- Text: by Alois Albrecht
- Language: German
- Melody: by Peter Janssens
- Composed: 1991
- Published: 1991

= Eines Tages kam einer =

1991 song

"Eines Tages kam einer" (One day someone came) is a Christian hymn written in 1991 with German text by Alois Albrecht and a melody by Peter Janssens. The song, of the genre Neues Geistliches Lied (NGL), is part of German hymnals, including Ein Segen sein, and songbooks including ecumenical collections and books for young people.

== History ==
The Catholic priest Alois Albrecht, who worked at the Bamberg Cathedral, and the composer Peter Janssens wrote "Eines Tages kam einer" in collaboration in 1991, in an effort to express faith in contemporary texts and music in a genre known as Neues Geistliches Lied (NGL).

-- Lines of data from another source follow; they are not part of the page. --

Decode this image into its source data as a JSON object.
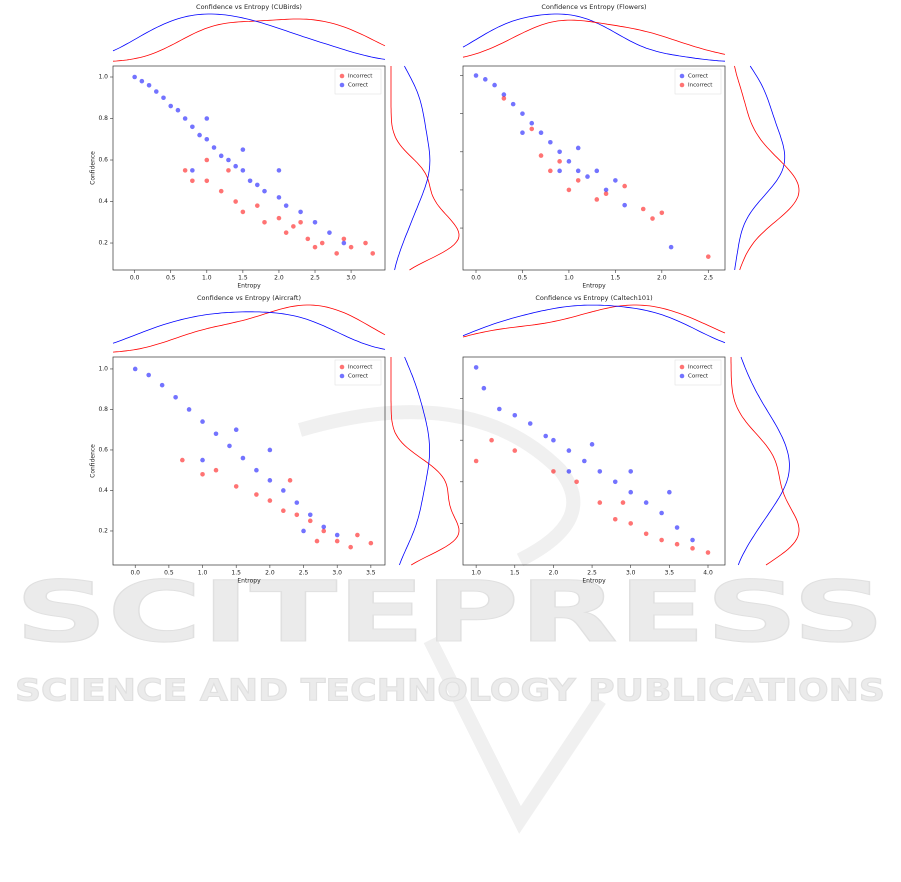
{
  "chart_data": [
    {
      "type": "scatter",
      "title": "Confidence vs Entropy (CUBirds)",
      "x_label": "Entropy",
      "y_label": "Confidence",
      "xlim": [
        -0.3,
        3.47
      ],
      "ylim": [
        0.07,
        1.053
      ],
      "xticks": [
        {
          "value": 0,
          "label": "0.0"
        },
        0.5,
        {
          "value": 1,
          "label": "1.0"
        },
        1.5,
        {
          "value": 2,
          "label": "2.0"
        },
        2.5,
        {
          "value": 3,
          "label": "3.0"
        }
      ],
      "yticks": [
        0.2,
        0.4,
        0.6,
        0.8,
        {
          "value": 1,
          "label": "1.0"
        }
      ],
      "series": [
        {
          "name": "Incorrect",
          "color": "#ff0000",
          "x": [
            0.7,
            0.8,
            1.0,
            1.2,
            1.4,
            1.5,
            1.7,
            1.8,
            2.0,
            2.1,
            2.2,
            2.4,
            2.5,
            2.6,
            2.8,
            3.0,
            3.2,
            3.3,
            1.0,
            1.3,
            2.3,
            2.9
          ],
          "values": [
            0.55,
            0.5,
            0.5,
            0.45,
            0.4,
            0.35,
            0.38,
            0.3,
            0.32,
            0.25,
            0.28,
            0.22,
            0.18,
            0.2,
            0.15,
            0.18,
            0.2,
            0.15,
            0.6,
            0.55,
            0.3,
            0.22
          ]
        },
        {
          "name": "Correct",
          "color": "#0000ff",
          "x": [
            0.0,
            0.1,
            0.2,
            0.3,
            0.4,
            0.5,
            0.6,
            0.7,
            0.8,
            0.9,
            1.0,
            1.1,
            1.2,
            1.3,
            1.4,
            1.5,
            1.6,
            1.7,
            1.8,
            2.0,
            2.1,
            2.3,
            2.5,
            2.7,
            2.9,
            1.0,
            1.5,
            2.0,
            0.8
          ],
          "values": [
            1.0,
            0.98,
            0.96,
            0.93,
            0.9,
            0.86,
            0.84,
            0.8,
            0.76,
            0.72,
            0.7,
            0.66,
            0.62,
            0.6,
            0.57,
            0.55,
            0.5,
            0.48,
            0.45,
            0.42,
            0.38,
            0.35,
            0.3,
            0.25,
            0.2,
            0.8,
            0.65,
            0.55,
            0.55
          ]
        }
      ]
    },
    {
      "type": "scatter",
      "title": "Confidence vs Entropy (Flowers)",
      "x_label": "Entropy",
      "xlim": [
        -0.14,
        2.68
      ],
      "ylim": [
        -0.02,
        1.05
      ],
      "xticks": [
        {
          "value": 0,
          "label": "0.0"
        },
        0.5,
        {
          "value": 1,
          "label": "1.0"
        },
        1.5,
        {
          "value": 2,
          "label": "2.0"
        },
        2.5
      ],
      "yticks": [
        0.2,
        0.4,
        0.6,
        0.8,
        1
      ],
      "series": [
        {
          "name": "Correct",
          "color": "#0000ff",
          "x": [
            0.0,
            0.1,
            0.2,
            0.3,
            0.4,
            0.5,
            0.6,
            0.7,
            0.8,
            0.9,
            1.0,
            1.1,
            1.2,
            1.3,
            1.5,
            1.6,
            0.5,
            0.9,
            1.1,
            2.1,
            1.4
          ],
          "values": [
            1.0,
            0.98,
            0.95,
            0.9,
            0.85,
            0.8,
            0.75,
            0.7,
            0.65,
            0.6,
            0.55,
            0.5,
            0.47,
            0.5,
            0.45,
            0.32,
            0.7,
            0.5,
            0.62,
            0.1,
            0.4
          ]
        },
        {
          "name": "Incorrect",
          "color": "#ff0000",
          "x": [
            0.3,
            0.6,
            0.7,
            0.8,
            1.0,
            1.1,
            1.3,
            1.4,
            1.6,
            1.8,
            1.9,
            2.0,
            2.5,
            0.9
          ],
          "values": [
            0.88,
            0.72,
            0.58,
            0.5,
            0.4,
            0.45,
            0.35,
            0.38,
            0.42,
            0.3,
            0.25,
            0.28,
            0.05,
            0.55
          ]
        }
      ]
    },
    {
      "type": "scatter",
      "title": "Confidence vs Entropy (Aircraft)",
      "x_label": "Entropy",
      "y_label": "Confidence",
      "xlim": [
        -0.33,
        3.71
      ],
      "ylim": [
        0.032,
        1.059
      ],
      "xticks": [
        {
          "value": 0,
          "label": "0.0"
        },
        0.5,
        {
          "value": 1,
          "label": "1.0"
        },
        1.5,
        {
          "value": 2,
          "label": "2.0"
        },
        2.5,
        {
          "value": 3,
          "label": "3.0"
        },
        3.5
      ],
      "yticks": [
        0.2,
        0.4,
        0.6,
        0.8,
        {
          "value": 1,
          "label": "1.0"
        }
      ],
      "series": [
        {
          "name": "Incorrect",
          "color": "#ff0000",
          "x": [
            0.7,
            1.0,
            1.2,
            1.5,
            1.8,
            2.0,
            2.2,
            2.4,
            2.6,
            2.8,
            3.0,
            3.2,
            3.5,
            2.3,
            2.7,
            3.3
          ],
          "values": [
            0.55,
            0.48,
            0.5,
            0.42,
            0.38,
            0.35,
            0.3,
            0.28,
            0.25,
            0.2,
            0.15,
            0.12,
            0.14,
            0.45,
            0.15,
            0.18
          ]
        },
        {
          "name": "Correct",
          "color": "#0000ff",
          "x": [
            0.0,
            0.2,
            0.4,
            0.6,
            0.8,
            1.0,
            1.2,
            1.4,
            1.6,
            1.8,
            2.0,
            2.2,
            2.4,
            2.6,
            2.8,
            3.0,
            1.5,
            1.0,
            2.0,
            2.5
          ],
          "values": [
            1.0,
            0.97,
            0.92,
            0.86,
            0.8,
            0.74,
            0.68,
            0.62,
            0.56,
            0.5,
            0.45,
            0.4,
            0.34,
            0.28,
            0.22,
            0.18,
            0.7,
            0.55,
            0.6,
            0.2
          ]
        }
      ]
    },
    {
      "type": "scatter",
      "title": "Confidence vs Entropy (Caltech101)",
      "x_label": "Entropy",
      "xlim": [
        0.83,
        4.22
      ],
      "ylim": [
        0,
        1
      ],
      "xticks": [
        {
          "value": 1,
          "label": "1.0"
        },
        1.5,
        {
          "value": 2,
          "label": "2.0"
        },
        2.5,
        {
          "value": 3,
          "label": "3.0"
        },
        3.5,
        {
          "value": 4,
          "label": "4.0"
        }
      ],
      "yticks": [
        0.2,
        0.4,
        0.6,
        0.8
      ],
      "series": [
        {
          "name": "Incorrect",
          "color": "#ff0000",
          "x": [
            1.0,
            1.2,
            1.5,
            2.0,
            2.3,
            2.6,
            2.8,
            3.0,
            3.2,
            3.4,
            3.6,
            3.8,
            4.0,
            2.9
          ],
          "values": [
            0.5,
            0.6,
            0.55,
            0.45,
            0.4,
            0.3,
            0.22,
            0.2,
            0.15,
            0.12,
            0.1,
            0.08,
            0.06,
            0.3
          ]
        },
        {
          "name": "Correct",
          "color": "#0000ff",
          "x": [
            1.0,
            1.1,
            1.3,
            1.5,
            1.7,
            1.9,
            2.0,
            2.2,
            2.4,
            2.6,
            2.8,
            3.0,
            3.2,
            3.4,
            3.6,
            3.8,
            2.5,
            3.0,
            2.2,
            3.5
          ],
          "values": [
            0.95,
            0.85,
            0.75,
            0.72,
            0.68,
            0.62,
            0.6,
            0.55,
            0.5,
            0.45,
            0.4,
            0.35,
            0.3,
            0.25,
            0.18,
            0.12,
            0.58,
            0.45,
            0.45,
            0.35
          ]
        }
      ]
    }
  ],
  "watermark": {
    "title": "SCITEPRESS",
    "subtitle": "SCIENCE AND TECHNOLOGY PUBLICATIONS"
  }
}
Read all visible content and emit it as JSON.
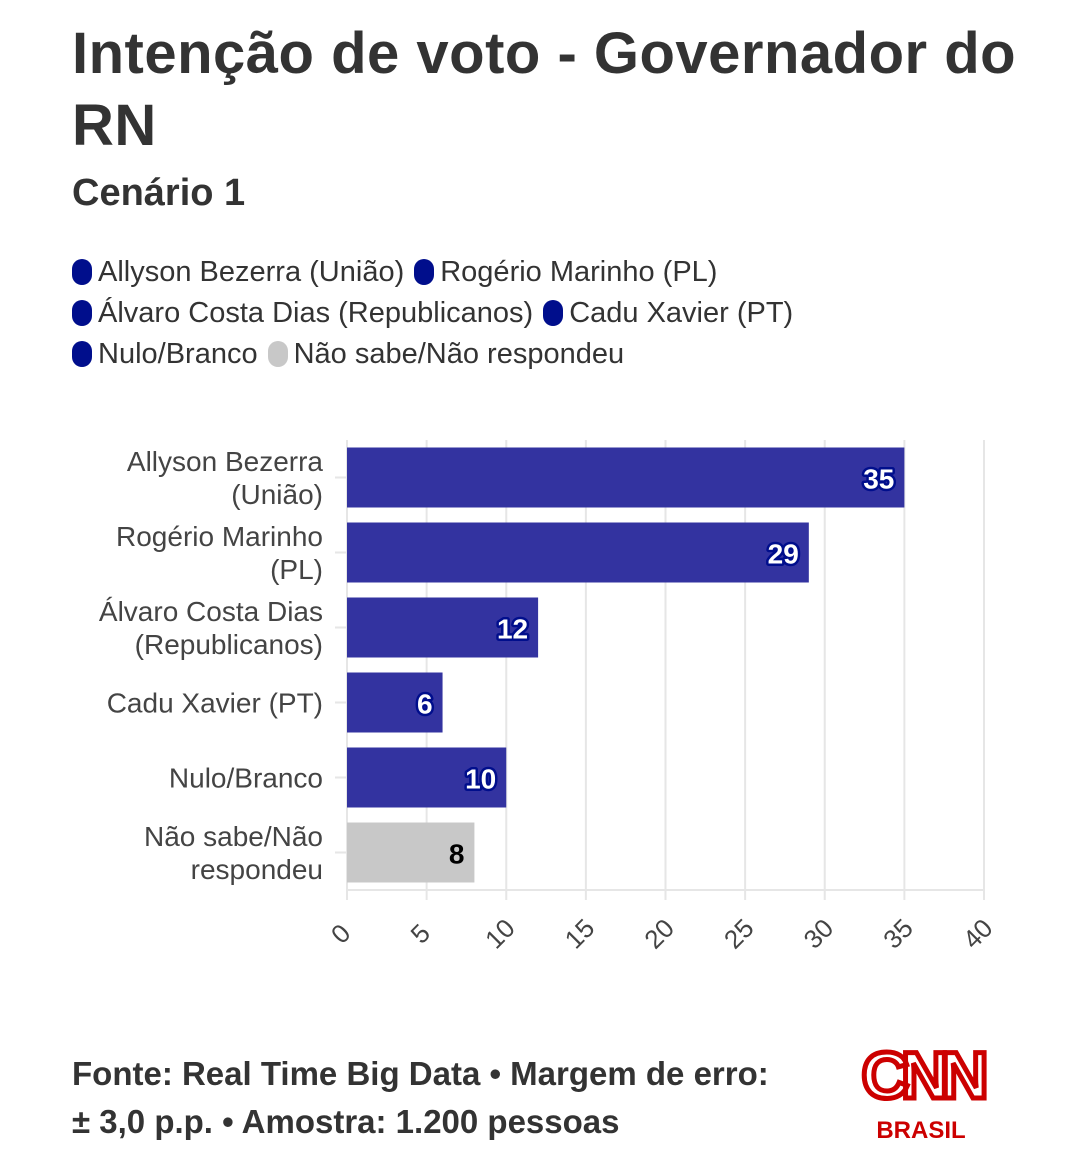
{
  "header": {
    "title": "Intenção de voto - Governador do RN",
    "subtitle": "Cenário 1"
  },
  "legend": [
    {
      "label": "Allyson Bezerra (União)",
      "color": "#000E8C"
    },
    {
      "label": "Rogério Marinho (PL)",
      "color": "#000E8C"
    },
    {
      "label": "Álvaro Costa Dias (Republicanos)",
      "color": "#000E8C"
    },
    {
      "label": "Cadu Xavier (PT)",
      "color": "#000E8C"
    },
    {
      "label": "Nulo/Branco",
      "color": "#000E8C"
    },
    {
      "label": "Não sabe/Não respondeu",
      "color": "#C8C8C8"
    }
  ],
  "chart_data": {
    "type": "bar",
    "orientation": "horizontal",
    "title": "Intenção de voto - Governador do RN",
    "subtitle": "Cenário 1",
    "categories": [
      [
        "Allyson Bezerra",
        "(União)"
      ],
      [
        "Rogério Marinho",
        "(PL)"
      ],
      [
        "Álvaro Costa Dias",
        "(Republicanos)"
      ],
      [
        "Cadu Xavier (PT)"
      ],
      [
        "Nulo/Branco"
      ],
      [
        "Não sabe/Não",
        "respondeu"
      ]
    ],
    "values": [
      35,
      29,
      12,
      6,
      10,
      8
    ],
    "colors": [
      "#3333A0",
      "#3333A0",
      "#3333A0",
      "#3333A0",
      "#3333A0",
      "#C8C8C8"
    ],
    "label_colors": [
      "#FFFFFF",
      "#FFFFFF",
      "#FFFFFF",
      "#FFFFFF",
      "#FFFFFF",
      "#000000"
    ],
    "label_outline_colors": [
      "#000E8C",
      "#000E8C",
      "#000E8C",
      "#000E8C",
      "#000E8C",
      "#C8C8C8"
    ],
    "xlim": [
      0,
      40
    ],
    "xticks": [
      0,
      5,
      10,
      15,
      20,
      25,
      30,
      35,
      40
    ],
    "xlabel": "",
    "ylabel": "",
    "grid": true,
    "legend_position": "top"
  },
  "footer": {
    "source": "Fonte: Real Time Big Data • Margem de erro: ± 3,0 p.p. • Amostra: 1.200 pessoas"
  },
  "logo": {
    "brand": "CNN",
    "sub": "BRASIL",
    "color": "#CC0000"
  }
}
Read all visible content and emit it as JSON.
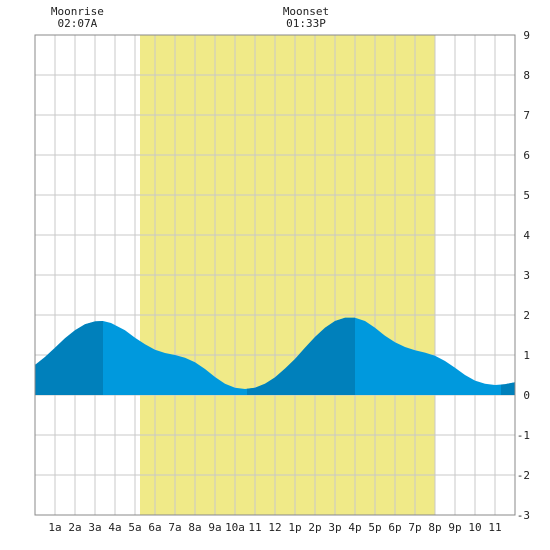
{
  "chart_data": {
    "type": "area",
    "title": "",
    "xlabel": "",
    "ylabel": "",
    "xlim": [
      0,
      24
    ],
    "ylim": [
      -3,
      9
    ],
    "grid": true,
    "x_ticks": [
      {
        "x": 1,
        "label": "1a"
      },
      {
        "x": 2,
        "label": "2a"
      },
      {
        "x": 3,
        "label": "3a"
      },
      {
        "x": 4,
        "label": "4a"
      },
      {
        "x": 5,
        "label": "5a"
      },
      {
        "x": 6,
        "label": "6a"
      },
      {
        "x": 7,
        "label": "7a"
      },
      {
        "x": 8,
        "label": "8a"
      },
      {
        "x": 9,
        "label": "9a"
      },
      {
        "x": 10,
        "label": "10a"
      },
      {
        "x": 11,
        "label": "11"
      },
      {
        "x": 12,
        "label": "12"
      },
      {
        "x": 13,
        "label": "1p"
      },
      {
        "x": 14,
        "label": "2p"
      },
      {
        "x": 15,
        "label": "3p"
      },
      {
        "x": 16,
        "label": "4p"
      },
      {
        "x": 17,
        "label": "5p"
      },
      {
        "x": 18,
        "label": "6p"
      },
      {
        "x": 19,
        "label": "7p"
      },
      {
        "x": 20,
        "label": "8p"
      },
      {
        "x": 21,
        "label": "9p"
      },
      {
        "x": 22,
        "label": "10"
      },
      {
        "x": 23,
        "label": "11"
      }
    ],
    "y_ticks": [
      -3,
      -2,
      -1,
      0,
      1,
      2,
      3,
      4,
      5,
      6,
      7,
      8,
      9
    ],
    "daylight": {
      "start": 5.25,
      "end": 20.0
    },
    "moon_events": [
      {
        "label": "Moonrise",
        "time": "02:07A",
        "x": 2.117
      },
      {
        "label": "Moonset",
        "time": "01:33P",
        "x": 13.55
      }
    ],
    "tide": {
      "x": [
        0,
        0.5,
        1,
        1.5,
        2,
        2.5,
        3,
        3.4,
        3.8,
        4.5,
        5,
        5.5,
        6,
        6.5,
        7,
        7.5,
        8,
        8.5,
        9,
        9.5,
        10,
        10.5,
        11,
        11.5,
        12,
        12.5,
        13,
        13.5,
        14,
        14.5,
        15,
        15.5,
        16,
        16.5,
        17,
        17.5,
        18,
        18.5,
        19,
        19.5,
        20,
        20.5,
        21,
        21.5,
        22,
        22.5,
        23,
        23.5,
        24
      ],
      "y": [
        0.75,
        0.95,
        1.18,
        1.42,
        1.62,
        1.77,
        1.84,
        1.85,
        1.8,
        1.62,
        1.43,
        1.27,
        1.13,
        1.05,
        1.0,
        0.93,
        0.82,
        0.65,
        0.45,
        0.28,
        0.18,
        0.15,
        0.18,
        0.28,
        0.44,
        0.66,
        0.9,
        1.18,
        1.45,
        1.68,
        1.85,
        1.93,
        1.93,
        1.85,
        1.68,
        1.48,
        1.32,
        1.2,
        1.12,
        1.06,
        0.98,
        0.85,
        0.68,
        0.5,
        0.36,
        0.28,
        0.25,
        0.27,
        0.32
      ]
    },
    "tide_dark_bands": [
      {
        "start": 0,
        "end": 3.4
      },
      {
        "start": 10.6,
        "end": 16.0
      },
      {
        "start": 23.3,
        "end": 24
      }
    ],
    "colors": {
      "daylight": "#f0ea88",
      "tide": "#0099dd",
      "tide_dark": "#0080bb",
      "grid": "#c8c8c8",
      "text": "#222222"
    }
  }
}
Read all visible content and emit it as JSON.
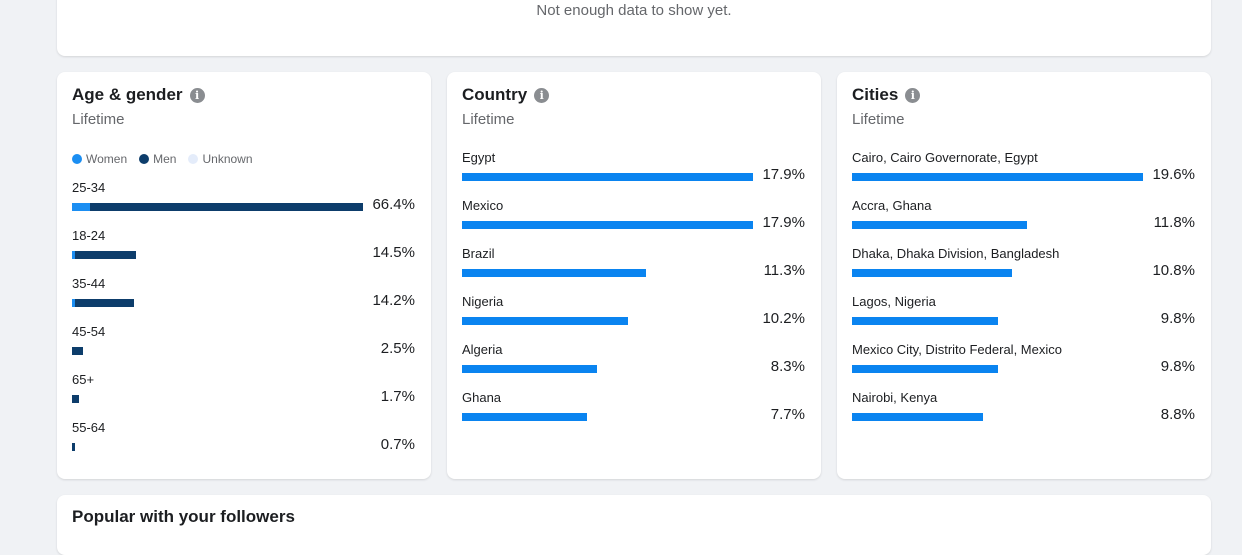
{
  "colors": {
    "women": "#1b8ef2",
    "men": "#0d3d6b",
    "unknown": "#e4ecfa",
    "bar": "#0a84f0"
  },
  "top": {
    "empty_message": "Not enough data to show yet."
  },
  "age_gender": {
    "title": "Age & gender",
    "subtitle": "Lifetime",
    "legend": {
      "women": "Women",
      "men": "Men",
      "unknown": "Unknown"
    },
    "rows": [
      {
        "label": "25-34",
        "pct": "66.4%",
        "value": 66.4,
        "women": 6.2,
        "men": 93.8
      },
      {
        "label": "18-24",
        "pct": "14.5%",
        "value": 14.5,
        "women": 5,
        "men": 95
      },
      {
        "label": "35-44",
        "pct": "14.2%",
        "value": 14.2,
        "women": 5,
        "men": 95
      },
      {
        "label": "45-54",
        "pct": "2.5%",
        "value": 2.5,
        "women": 0,
        "men": 100
      },
      {
        "label": "65+",
        "pct": "1.7%",
        "value": 1.7,
        "women": 0,
        "men": 100
      },
      {
        "label": "55-64",
        "pct": "0.7%",
        "value": 0.7,
        "women": 0,
        "men": 100
      }
    ]
  },
  "country": {
    "title": "Country",
    "subtitle": "Lifetime",
    "rows": [
      {
        "label": "Egypt",
        "pct": "17.9%",
        "value": 17.9
      },
      {
        "label": "Mexico",
        "pct": "17.9%",
        "value": 17.9
      },
      {
        "label": "Brazil",
        "pct": "11.3%",
        "value": 11.3
      },
      {
        "label": "Nigeria",
        "pct": "10.2%",
        "value": 10.2
      },
      {
        "label": "Algeria",
        "pct": "8.3%",
        "value": 8.3
      },
      {
        "label": "Ghana",
        "pct": "7.7%",
        "value": 7.7
      }
    ]
  },
  "cities": {
    "title": "Cities",
    "subtitle": "Lifetime",
    "rows": [
      {
        "label": "Cairo, Cairo Governorate, Egypt",
        "pct": "19.6%",
        "value": 19.6
      },
      {
        "label": "Accra, Ghana",
        "pct": "11.8%",
        "value": 11.8
      },
      {
        "label": "Dhaka, Dhaka Division, Bangladesh",
        "pct": "10.8%",
        "value": 10.8
      },
      {
        "label": "Lagos, Nigeria",
        "pct": "9.8%",
        "value": 9.8
      },
      {
        "label": "Mexico City, Distrito Federal, Mexico",
        "pct": "9.8%",
        "value": 9.8
      },
      {
        "label": "Nairobi, Kenya",
        "pct": "8.8%",
        "value": 8.8
      }
    ]
  },
  "popular": {
    "title": "Popular with your followers"
  }
}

The hymn is in seven stanzas of four lines each. Every stanza begins with the same line, talking about someone who came some day and then describing aspects of the person, first in neutral attributes but later by information that identifies him as Jesus. The first stanza refers to the charm of his voice and message and of the warmth of his words. In a broadcast about the hymn, Ruth Schneeberger noted that Jesus is described as if someone who first met him reported how they were fascinated by the delivery of his message.

The song is part of Ein Segen sein, the edition of the Catholic hymnal in German Gotteslob for young people, as No. 562, and of several songbooks, including other collections for young people and ecumenical songbooks, including rise up plus.